We sit in the kitchen eating our Hawaiian and drinking Vimto. We listen to the Verve and Boyzone and All Saints on a tape I recorded from the top forty countdown which gets annoying when the DJ keeps interrupting the songs. We’re about to go upstairs when Niamh comes into the room bringing a trail of smoke with her.
She opens the fridge and leans on the door for a moment.
‘Aren’t you going to introduce us, Rachel?’ she says while peering in the fridge. It’s empty save for a mushy cucumber, some yoghurts and milk. And wine, always wine. ‘I appear to have brought this girl up without any manners.’
‘I’m Clara, nice to meet you Mrs Walsh and thanks for the pizza,’ you say in a voice that sounds so happy I wonder whether you’re taking the piss. ‘It was deeelicious.’ And you smack your lips together.
‘Clara,’ she repeats, finally turning to look at you. She blinks as if to clear the fog in front of her eyes. ‘
C l a r a
.’ She rolls each letter over her tongue before releasing it into the room. ‘I haven’t come across many Claras.’

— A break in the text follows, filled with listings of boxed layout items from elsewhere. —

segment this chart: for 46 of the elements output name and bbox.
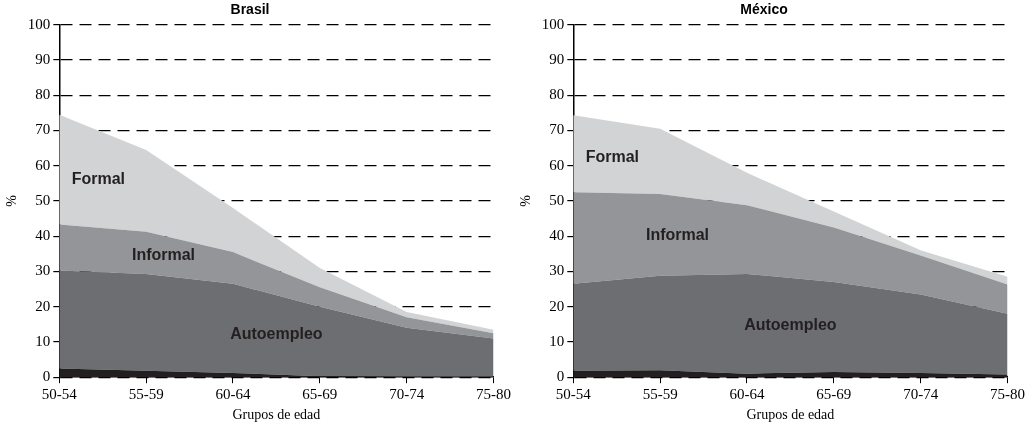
- y-tick-label: 10: [549, 332, 565, 349]
- x-tick-label: 70-74: [389, 386, 425, 403]
- x-tick-label: 65-69: [302, 386, 338, 403]
- x-tick-label: 60-64: [729, 386, 765, 403]
- y-tick-label: 60: [35, 156, 51, 173]
- y-tick-label: 0: [42, 368, 51, 385]
- series-label: Autoempleo: [744, 315, 837, 333]
- y-tick-label: 40: [35, 227, 51, 244]
- x-tick-label: 70-74: [903, 386, 939, 403]
- y-tick-label: 10: [35, 332, 51, 349]
- x-axis-title: Grupos de edad: [746, 407, 835, 423]
- x-tick-label: 55-59: [642, 386, 678, 403]
- y-axis-title: %: [4, 194, 20, 207]
- x-tick-label: 75-80: [476, 386, 511, 403]
- x-tick-label: 75-80: [990, 386, 1025, 403]
- y-tick-label: 100: [27, 15, 51, 32]
- y-tick-label: 20: [35, 297, 51, 314]
- x-tick-label: 65-69: [816, 386, 852, 403]
- x-tick-label: 50-54: [41, 386, 78, 403]
- y-tick-label: 90: [549, 50, 565, 67]
- y-tick-label: 60: [549, 156, 565, 173]
- y-tick-label: 70: [549, 121, 565, 138]
- x-tick-label: 55-59: [128, 386, 164, 403]
- chart-title: México: [740, 1, 788, 18]
- y-tick-label: 100: [541, 15, 565, 32]
- y-tick-label: 20: [549, 297, 565, 314]
- y-axis-title: %: [518, 194, 534, 207]
- x-axis-title: Grupos de edad: [232, 407, 321, 423]
- y-tick-label: 90: [35, 50, 51, 67]
- y-tick-label: 80: [549, 86, 565, 103]
- series-label: Informal: [131, 246, 196, 264]
- series-label: Formal: [585, 147, 640, 165]
- x-tick-label: 60-64: [215, 386, 251, 403]
- series-label: Formal: [71, 169, 126, 187]
- y-tick-label: 30: [35, 262, 51, 279]
- y-tick-label: 80: [35, 86, 51, 103]
- x-tick-label: 50-54: [555, 386, 592, 403]
- y-tick-label: 70: [35, 121, 51, 138]
- y-tick-label: 40: [549, 227, 565, 244]
- y-tick-label: 0: [556, 368, 565, 385]
- y-tick-label: 50: [35, 191, 51, 208]
- series-label: Informal: [645, 226, 710, 244]
- y-tick-label: 50: [549, 191, 565, 208]
- series-label: Autoempleo: [230, 325, 323, 343]
- chart-title: Brasil: [230, 1, 270, 18]
- y-tick-label: 30: [549, 262, 565, 279]
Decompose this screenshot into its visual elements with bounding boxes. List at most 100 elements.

‘Me neither,’ you say, ‘I’m the only one in my school.’
She takes another look at you, narrowing her gaze to focus. ‘And you’re in the same class?’
‘Yes, though I’m older. I’m fifteen you see, I just had to repeat a year.’
‘Well Clara,’ Niamh says, ‘I’m glad you liked the pizza. Make yourself at home.’ She closes the fridge door quickly. Her empty wine glass is sitting on the counter. She looks at me briefly, then back to you, and walks out of the room, her kaftan floating behind her.
After tea we go upstairs to my room. I take a jug with me to water my plants, just as I do every evening. You watch, bemused, as I test the moisture in each pot with my finger, before giving them the correct amount of water. Then carefully I wipe the dust from their leaves. ‘I keep them in here,’ I tell you. ‘So they’re safe, away from Niamh because she’s been known to use my flowerpots as ashtrays.’
‘I guess that’s one use for them,’ you say with a laugh.
‘They die if you don’t look after them, you know.’ But I can see from your face that you don’t know, you don’t understand anything about plants and flowers and how to nurture and care for them so I drop the subject and come and sit next to you on the bed.
‘It’s funny isn’t it,’ you say, turning to me, ‘I don’t live with my mum and you don’t live with your dad.’ I’d never really thought of it before but I smile when you bring it to my attention. I like the symmetry of it. As if we are two halves of the same orange.
I’ve asked you about your mum before but you have always been evasive. You say she’s still alive and sometimes sends you letters which are secret from your dad but I’m not sure I believe you. I wonder whether she’s dead and you just won’t admit it. Maybe she exists in your head, where she’s beautiful and smells of pancakes and syrup and flowers. I don’t probe you though. I know that being the child of a parent missing in action is a sensitive subject.